Overview Audience, Features and Method

This website is intended for students, researchers and the general public alike. It focuses on the castle compound at Kilcolman, including contemporary and historical views of the castle and its environs.

A Site Map for the website outlines its contents.

Spenser’s life and writings are explored in relation to broader themes pertaining to the Munster settlement. These are, primarily, 1) Writing (with a focus on Spenser’s creative work), 2) Settlement (with a focus on Kilcolman Castle), 3) Conflict (with a focus on the Desmond Rebellion and the destruction of Kilcolman) and 4) Trade and Travel (with a focus on roads and rivers, including those described by Spenser). At its present stage of development, the website focuses predominantly on Settlement, with the other three subject areas related to it.

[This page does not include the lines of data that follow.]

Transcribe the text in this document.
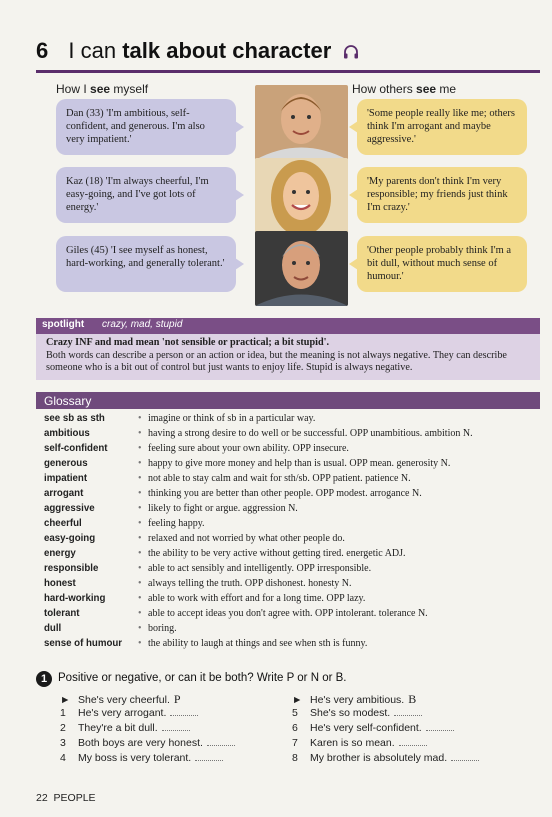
6 I can talk about character
How I see myself	How others see me
Dan (33) 'I'm ambitious, self-confident, and generous. I'm also very impatient.'
'Some people really like me; others think I'm arrogant and maybe aggressive.'
Kaz (18) 'I'm always cheerful, I'm easy-going, and I've got lots of energy.'
'My parents don't think I'm very responsible; my friends just think I'm crazy.'
Giles (45) 'I see myself as honest, hard-working, and generally tolerant.'
'Other people probably think I'm a bit dull, without much sense of humour.'
spotlight crazy, mad, stupid
Crazy INF and mad mean 'not sensible or practical; a bit stupid'.
Both words can describe a person or an action or idea, but the meaning is not always negative. They can describe someone who is a bit out of control but just wants to enjoy life. Stupid is always negative.
Glossary
see sb as sth	• imagine or think of sb in a particular way.
ambitious	• having a strong desire to do well or be successful. OPP unambitious. ambition N.
self-confident	• feeling sure about your own ability. OPP insecure.
generous	• happy to give more money and help than is usual. OPP mean. generosity N.
impatient	• not able to stay calm and wait for sth/sb. OPP patient. patience N.
arrogant	• thinking you are better than other people. OPP modest. arrogance N.
aggressive	• likely to fight or argue. aggression N.
cheerful	• feeling happy.
easy-going	• relaxed and not worried by what other people do.
energy	• the ability to be very active without getting tired. energetic ADJ.
responsible	• able to act sensibly and intelligently. OPP irresponsible.
honest	• always telling the truth. OPP dishonest. honesty N.
hard-working	• able to work with effort and for a long time. OPP lazy.
tolerant	• able to accept ideas you don't agree with. OPP intolerant. tolerance N.
dull	• boring.
sense of humour	• the ability to laugh at things and see when sth is funny.
1 Positive or negative, or can it be both? Write P or N or B.
► She's very cheerful. P	► He's very ambitious. B
1 He's very arrogant.	5 She's so modest.
2 They're a bit dull.	6 He's very self-confident.
3 Both boys are very honest.	7 Karen is so mean.
4 My boss is very tolerant.	8 My brother is absolutely mad.
22 PEOPLE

The centerpiece of the website is a three-dimensional computerized recreation of the castle complex.  It is speculative but based on extant ruins at Kilcolman and on archaeological evidence from recent excavations there. Some of the castle recreation follows period reconstructions of similar castle interiors (particularly at Barryscourt, County Cork). Our recreation features a Virtual Reality tour, a slide show of the current castle ruins, a gallery of historic images, a gallery of reconstruction images, labeled cross-sections and selected fly-through tours of the tower house and adjacent buildings, as they may have looked while Spenser was in residence there. The website also features contemporary and modern maps (including archaeological) and descriptions pertaining to Spenser’s occupation of Kilcolman.

The website includes many descriptions of objects inside the castle complex (Object Descriptions), as well as discussion of larger features, such as an Elizabethan knotted garden within the “bawn“ (or perimeter wall) enclosure. These descriptions connect objects and features to related subjects in Spenser’s poetry and prose. The purpose here is not to give an encyclopedic treatment of domestic objects in Spenser’s poetry, nor of those in a conventional Irish tower house, but rather to suggest ways that knowledge of Spenser’s material world might help inform our understanding of his creative work, and vice-versa.

Likewise, this website does not fully discuss or summarize Spenser’s interest in and use of native Irish myths, objects, landscape features, etc. Rather, it discusses some of them as they relate to his occupation at Kilcolman in particular.

Included also are various resources, including sample teaching assignments for use in literature courses, as well as scholarly bibliographies and weblinks.